質問「党首会談は、ナベツネが仕掛けたというのは本当でしょうか?」

やまくん「恐らく本当ですにゃ、彼はずっと大連立を進めてましたからにゃ」

質問「ナベツネは裏の政治家、くらいの権力があるんですね。」

やまくん「裏というか別働隊ですにゃ。今も読売新聞で大連立キャンペーンをやっていますにゃー。」

質問「では読売とナベツネの、最終的な目的は何なんでしょう?」

やまくん「保保連立による安定した国会運営ですが、これはあくまでもナベツネの考える“安定”ですにゃ。」

質問「保保、では一党支配と全く変わらない。そうさせようという動きが元々あったという事ですね。」

やまくん「ナベツネは元々大政翼賛には反対しているんですにゃ。かつての戦争に突入した記憶がありますから。彼はA級戦犯が合祀されている靖国への議員の参拝に反対しているくらいですから。その彼が保保連立を目指しているのは、自分の新聞の発言権を強めたいからだと思いますにゃ。それが彼の“正義”を実現するものだと考えているんですにゃ。」

質問「うーん、こういう観点はテレビでは突っ込まないだけに興味深いですね。ところで、オザワさんは何度も党の創造と破壊を繰り返している訳ですが、今回の辞任はその一つで、こういう騒ぎははこれからも続くのでしょうか。それともオザワさんもそろそろ、最終的な目的達成に向けて動き出すのでしょうか。」

やまくん「彼の最終目的は政権の奪取よりも政界再編ですにゃ。これにより『民主も割って自民も割れる』のが一番いいんでしょうがにゃ。民主を飛び出すのは総選挙の後か前か。目が離せなくなりましたにゃー。」

やまくん解説員、有難うございました。(^^)という訳で、もはやドラマより先が読めず面白い政界なのだった。でも今日の報道の分量は、オザワ:カメダが5対3くらいだったなあ。まあこれからだろーけど。

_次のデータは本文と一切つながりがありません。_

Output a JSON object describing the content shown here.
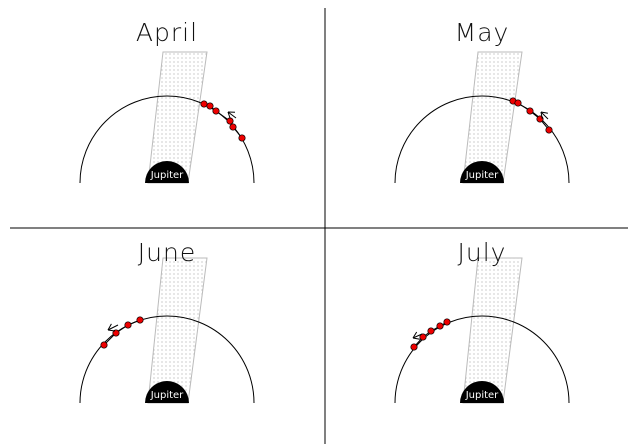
{
  "panels": [
    {
      "title": "April",
      "label": "Jupiter"
    },
    {
      "title": "May",
      "label": "Jupiter"
    },
    {
      "title": "June",
      "label": "Jupiter"
    },
    {
      "title": "July",
      "label": "Jupiter"
    }
  ]
}
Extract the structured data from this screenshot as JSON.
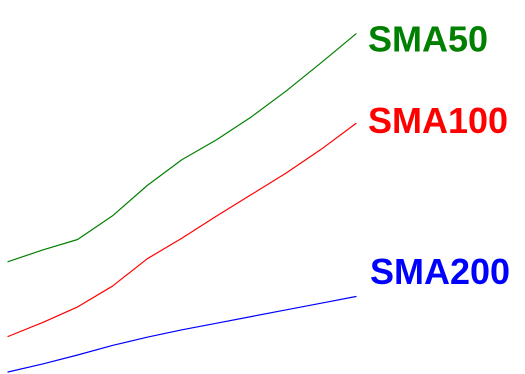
{
  "chart_data": {
    "type": "line",
    "x": [
      0,
      1,
      2,
      3,
      4,
      5,
      6,
      7,
      8,
      9,
      10
    ],
    "series": [
      {
        "name": "SMA50",
        "color": "#008000",
        "values": [
          14.9,
          16.5,
          17.9,
          21.1,
          25.2,
          28.7,
          31.4,
          34.5,
          38.0,
          41.8,
          45.7
        ]
      },
      {
        "name": "SMA100",
        "color": "#ff0000",
        "values": [
          4.8,
          6.7,
          8.8,
          11.6,
          15.3,
          18.1,
          21.1,
          24.0,
          26.9,
          30.1,
          33.6
        ]
      },
      {
        "name": "SMA200",
        "color": "#0000ff",
        "values": [
          0.0,
          1.1,
          2.3,
          3.6,
          4.7,
          5.7,
          6.6,
          7.5,
          8.4,
          9.3,
          10.2
        ]
      }
    ],
    "ylim": [
      0,
      50
    ],
    "grid": false,
    "legend": "inline labels at right end of each series"
  }
}
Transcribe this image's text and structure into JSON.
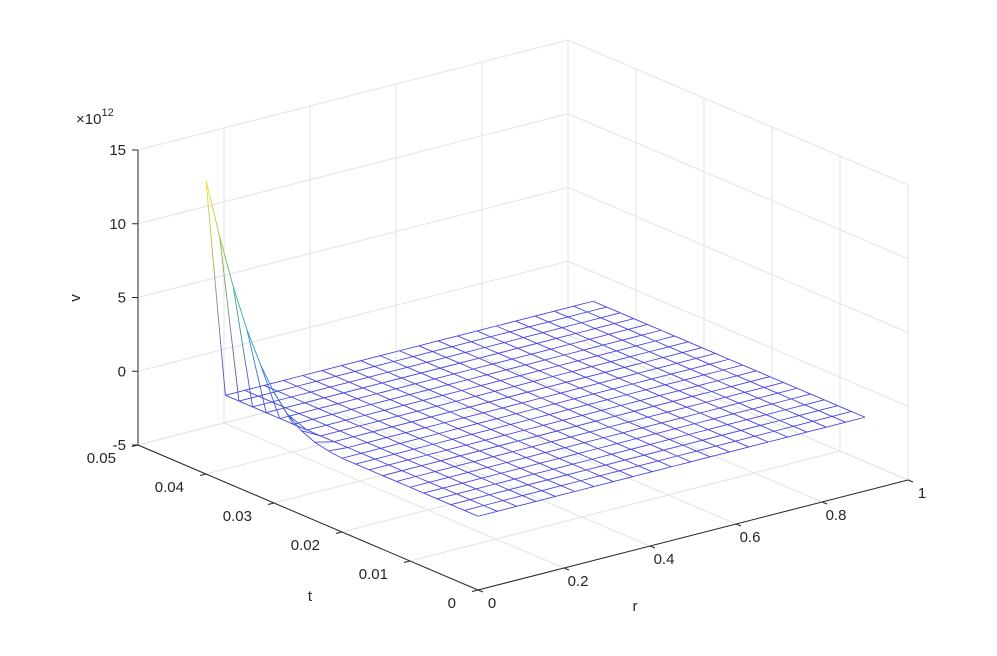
{
  "chart_data": {
    "type": "mesh3d",
    "xlabel": "r",
    "ylabel": "t",
    "zlabel": "v",
    "zlabel_multiplier": "×10",
    "zlabel_exponent": "12",
    "xlim": [
      0,
      1
    ],
    "xticks": [
      0,
      0.2,
      0.4,
      0.6,
      0.8,
      1
    ],
    "ylim": [
      0,
      0.05
    ],
    "yticks": [
      0,
      0.01,
      0.02,
      0.03,
      0.04,
      0.05
    ],
    "zlim": [
      -5,
      15
    ],
    "zticks": [
      -5,
      0,
      5,
      10,
      15
    ],
    "grid": true,
    "colormap": [
      "#4545e0",
      "#2f8ad6",
      "#20b2aa",
      "#8fc440",
      "#f5e020"
    ],
    "x": [
      0,
      0.045,
      0.09,
      0.135,
      0.18,
      0.225,
      0.27,
      0.315,
      0.36,
      0.405,
      0.45,
      0.495,
      0.54,
      0.585,
      0.63,
      0.675,
      0.72,
      0.765,
      0.81,
      0.855,
      0.9
    ],
    "y": [
      0,
      0.002,
      0.004,
      0.006,
      0.008,
      0.01,
      0.012,
      0.014,
      0.016,
      0.018,
      0.02,
      0.022,
      0.024,
      0.026,
      0.028,
      0.03,
      0.032,
      0.034,
      0.036,
      0.038,
      0.04
    ],
    "z": [
      [
        0,
        0,
        0,
        0,
        0,
        0,
        0,
        0,
        0,
        0,
        0,
        0,
        0,
        0,
        0,
        0,
        0,
        0,
        0,
        0,
        0
      ],
      [
        0,
        0,
        0,
        0,
        0,
        0,
        0,
        0,
        0,
        0,
        0,
        0,
        0,
        0,
        0,
        0,
        0,
        0,
        0,
        0,
        0
      ],
      [
        0,
        0,
        0,
        0,
        0,
        0,
        0,
        0,
        0,
        0,
        0,
        0,
        0,
        0,
        0,
        0,
        0,
        0,
        0,
        0,
        0
      ],
      [
        0,
        0,
        0,
        0,
        0,
        0,
        0,
        0,
        0,
        0,
        0,
        0,
        0,
        0,
        0,
        0,
        0,
        0,
        0,
        0,
        0
      ],
      [
        0,
        0,
        0,
        0,
        0,
        0,
        0,
        0,
        0,
        0,
        0,
        0,
        0,
        0,
        0,
        0,
        0,
        0,
        0,
        0,
        0
      ],
      [
        0,
        0,
        0,
        0,
        0,
        0,
        0,
        0,
        0,
        0,
        0,
        0,
        0,
        0,
        0,
        0,
        0,
        0,
        0,
        0,
        0
      ],
      [
        0,
        0,
        0,
        0,
        0,
        0,
        0,
        0,
        0,
        0,
        0,
        0,
        0,
        0,
        0,
        0,
        0,
        0,
        0,
        0,
        0
      ],
      [
        0,
        0,
        0,
        0,
        0,
        0,
        0,
        0,
        0,
        0,
        0,
        0,
        0,
        0,
        0,
        0,
        0,
        0,
        0,
        0,
        0
      ],
      [
        0,
        0,
        0,
        0,
        0,
        0,
        0,
        0,
        0,
        0,
        0,
        0,
        0,
        0,
        0,
        0,
        0,
        0,
        0,
        0,
        0
      ],
      [
        0,
        0,
        0,
        0,
        0,
        0,
        0,
        0,
        0,
        0,
        0,
        0,
        0,
        0,
        0,
        0,
        0,
        0,
        0,
        0,
        0
      ],
      [
        0,
        0,
        0,
        0,
        0,
        0,
        0,
        0,
        0,
        0,
        0,
        0,
        0,
        0,
        0,
        0,
        0,
        0,
        0,
        0,
        0
      ],
      [
        0.1,
        0,
        0,
        0,
        0,
        0,
        0,
        0,
        0,
        0,
        0,
        0,
        0,
        0,
        0,
        0,
        0,
        0,
        0,
        0,
        0
      ],
      [
        0.3,
        0,
        0,
        0,
        0,
        0,
        0,
        0,
        0,
        0,
        0,
        0,
        0,
        0,
        0,
        0,
        0,
        0,
        0,
        0,
        0
      ],
      [
        0.7,
        0,
        0,
        0,
        0,
        0,
        0,
        0,
        0,
        0,
        0,
        0,
        0,
        0,
        0,
        0,
        0,
        0,
        0,
        0,
        0
      ],
      [
        1.4,
        0,
        0,
        0,
        0,
        0,
        0,
        0,
        0,
        0,
        0,
        0,
        0,
        0,
        0,
        0,
        0,
        0,
        0,
        0,
        0
      ],
      [
        2.5,
        0,
        0,
        0,
        0,
        0,
        0,
        0,
        0,
        0,
        0,
        0,
        0,
        0,
        0,
        0,
        0,
        0,
        0,
        0,
        0
      ],
      [
        4,
        0,
        0,
        0,
        0,
        0,
        0,
        0,
        0,
        0,
        0,
        0,
        0,
        0,
        0,
        0,
        0,
        0,
        0,
        0,
        0
      ],
      [
        6,
        0,
        0,
        0,
        0,
        0,
        0,
        0,
        0,
        0,
        0,
        0,
        0,
        0,
        0,
        0,
        0,
        0,
        0,
        0,
        0
      ],
      [
        8.5,
        0,
        0,
        0,
        0,
        0,
        0,
        0,
        0,
        0,
        0,
        0,
        0,
        0,
        0,
        0,
        0,
        0,
        0,
        0,
        0
      ],
      [
        11.5,
        0,
        0,
        0,
        0,
        0,
        0,
        0,
        0,
        0,
        0,
        0,
        0,
        0,
        0,
        0,
        0,
        0,
        0,
        0,
        0
      ],
      [
        14.9,
        0,
        0,
        0,
        0,
        0,
        0,
        0,
        0,
        0,
        0,
        0,
        0,
        0,
        0,
        0,
        0,
        0,
        0,
        0,
        0
      ]
    ]
  }
}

追記・今、「2時っ○ャオ」で指摘してたのでやっと気付いた… じじー放談。そう、日曜にナカソネとナベツネが海軍カレー食べながら「連立すべきだ」なんて言ってたの、私ちゃんと見てるんだよ。あれは日曜に喋ったのではないのだ。録画だからそれ以前。確かに海軍カレーと言えば金曜日に決まってる…しかも、あの党首会談の2時間の長い休憩時間に収録したって? わぁあ! 推理物で、目の前に犯人がいるのに気付かなかったのと同じ気持ち! 鈍いぞ私!